That's it. I've fuckin' had it; enough's enough. I suppose everybody has a saturation point and I think I've just about reached mine. What am I on about now, you ask? Well, just about everything if you really want to know.
It can be pretty much whittled down to what's been in the papers lately. War, war, and just for an alternative how about some talk about a new war. Of course if you want a change in diet from war there's always religion, which usually leads to war, so you might as well just see above.
There are the daily reports from Iraq, or if you're really unlucky, about Iraq from the folk safely back home not getting shot at behind their podiums. We can win the war in Viet Nam; oh I'm sorry that would be Iraq. We will only bring the troops home when the job is done and not a moment earlier.
How do you know when that happens? Anyone figured that out yet? Does the body count have to fall below a certain level first, or is it when the number of troops that you've got left on the ground has dropped too far? How many lives were budgeted to be lost in advance? "Well if we want to take on Iran afterwards, we can only lose so many..."
Iran is the new war by the way. "Can't rule out the military option" is every one's favourite phrase this weekend. It will be easy; just change all those q's to n's and we're set.
Nobody pays attention to the names; as long as they sound Arabic, nobody will notice that it's the same speech you gave about Iraq two and a half years ago. Nuclear weapons – weapons of mass destruction; what's the difference? Not much really, or at least, not so anybody's going to notice.

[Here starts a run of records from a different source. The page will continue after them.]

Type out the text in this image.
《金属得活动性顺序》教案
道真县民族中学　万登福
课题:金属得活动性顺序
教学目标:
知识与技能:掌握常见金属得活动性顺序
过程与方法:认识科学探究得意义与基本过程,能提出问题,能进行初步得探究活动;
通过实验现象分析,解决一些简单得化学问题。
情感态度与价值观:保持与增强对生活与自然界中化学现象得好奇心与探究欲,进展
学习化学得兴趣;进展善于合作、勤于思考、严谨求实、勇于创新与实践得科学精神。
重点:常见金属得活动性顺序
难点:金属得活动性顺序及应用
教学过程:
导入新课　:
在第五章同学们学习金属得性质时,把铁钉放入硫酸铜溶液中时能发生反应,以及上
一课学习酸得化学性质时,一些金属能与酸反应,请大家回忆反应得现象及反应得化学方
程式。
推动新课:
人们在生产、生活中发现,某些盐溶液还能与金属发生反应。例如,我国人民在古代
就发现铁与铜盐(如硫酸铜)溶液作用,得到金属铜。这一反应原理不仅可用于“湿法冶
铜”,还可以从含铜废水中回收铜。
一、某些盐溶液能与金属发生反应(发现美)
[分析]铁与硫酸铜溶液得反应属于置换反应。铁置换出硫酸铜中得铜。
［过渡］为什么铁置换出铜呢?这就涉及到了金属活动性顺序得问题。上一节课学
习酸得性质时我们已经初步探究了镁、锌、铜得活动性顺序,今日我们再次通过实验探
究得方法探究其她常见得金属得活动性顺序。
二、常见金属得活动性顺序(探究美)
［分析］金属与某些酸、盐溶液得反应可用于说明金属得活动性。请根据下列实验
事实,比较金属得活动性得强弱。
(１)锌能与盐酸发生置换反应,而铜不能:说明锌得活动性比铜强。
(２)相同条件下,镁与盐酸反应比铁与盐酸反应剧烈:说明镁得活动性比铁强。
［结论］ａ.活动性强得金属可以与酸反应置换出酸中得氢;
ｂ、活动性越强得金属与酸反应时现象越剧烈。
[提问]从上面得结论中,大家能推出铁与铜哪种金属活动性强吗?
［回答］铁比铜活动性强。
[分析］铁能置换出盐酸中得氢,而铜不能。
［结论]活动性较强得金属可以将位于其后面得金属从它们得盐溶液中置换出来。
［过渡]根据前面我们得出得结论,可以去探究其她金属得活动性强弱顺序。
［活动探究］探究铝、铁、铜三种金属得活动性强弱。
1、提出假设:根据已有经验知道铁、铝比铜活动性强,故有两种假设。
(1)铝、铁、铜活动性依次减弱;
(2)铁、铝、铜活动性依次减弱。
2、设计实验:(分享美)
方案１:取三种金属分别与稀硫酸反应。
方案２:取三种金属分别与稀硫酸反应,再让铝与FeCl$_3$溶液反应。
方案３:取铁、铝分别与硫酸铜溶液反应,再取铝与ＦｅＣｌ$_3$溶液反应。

Anyway, think of how easy it will be. Right next door to Iraq, all we have to do is just cross over the border and we're there. The navy and the air force are getting bored; they haven't had the chance to blow anything up from the sky in a while. The sailor types are just itching to launch more of those tomahawk cruise missiles and I'm sure the air force is looking at having to spend some of its budget if it wants to buy more toys next year.






Article comments
1 - Ruvy in Jerusalem
Gypstyman,
Well written as always. But I know a nice Jewish lady who lives in Windsor ON who could give you quite and earful and get your pressure gauges right back upt ot red again.
Me? I can't criticize. I have enough with trying to meet the bills, worrying if the Arabs are going to blow up the bus my kids ride, trying to meet the bills, worrying if the Arabs are going to blow up the bus my wife rides to work, trying to meet the bills, worrying that the government that allegedly protects me is going to screw us over yet one more time, trying to meet the bills.....did I mention worrying about paying the bills?
2 - A.L. Harper
Gypsyman -
Brilliant post and I agree with almost every word!
Thank you
3 - gypsyman
Ruvy:
Slitghtly off the topic, but I was thinking about you today as I wrote something else this morning. It's part of a fantasay/fictionalised retelling of the end of moorish empire in Spain, and the Jews are about to hit the road again/along with some gypsies.(there are records of Sephardic Jews and gypsies hiding out in caves around in and around Spain after the reconquest so as to avoid persecution and forced conversion)
This is the paragragph or two that made me think of you:
When he had protested that some families had been here over two hundred years and wasn't that sufficient time to give them a sense of permanence? The reply had shocked him to his core. "I don't know if a thousand years would be enough for our people to ever fell like they really belonged within someone else's world. We will always feel like we are here or there under sufferance until the time comes when we are our own state."
"Until that time, no matter how long we have lived somewhere, no matter how much it appears we are accepted, in the back of all of our minds resides the belief that we will have to move. Maybe not today, or even the day after, but someday we will have to start looking again for a place to live."
I figured that would make a lot of sense to you.
May you and your children stay safe and may you live to see peace in your home.
gypsyman
4 - Mary K. Williams
"This world is a pretty spectacular place and part of its charm is the diversity of thought, opinion, and belief. We all need to take more time to appreciate it, including me"
This remark is the epitome of simplistic thinking.
And bravo Gypsyman for closing in this style. The problems, so numerous and numbing, that we all face at times can often be distilled down to the basic - most simple concepts. Real basic simple common sense stuff that is at the heart of the all the Holy Books, no matter what the religion.
Like Robert Fulghum and H. Jackson Brown, Jr kind of words to live by, or my take on it:
Be Fair
Be Nice
Share
Laugh
Love
Lastly,Remember there's someone or something out there that's bigger and better than you. Trust in that someone or something - and life might not be as sucky as it seems.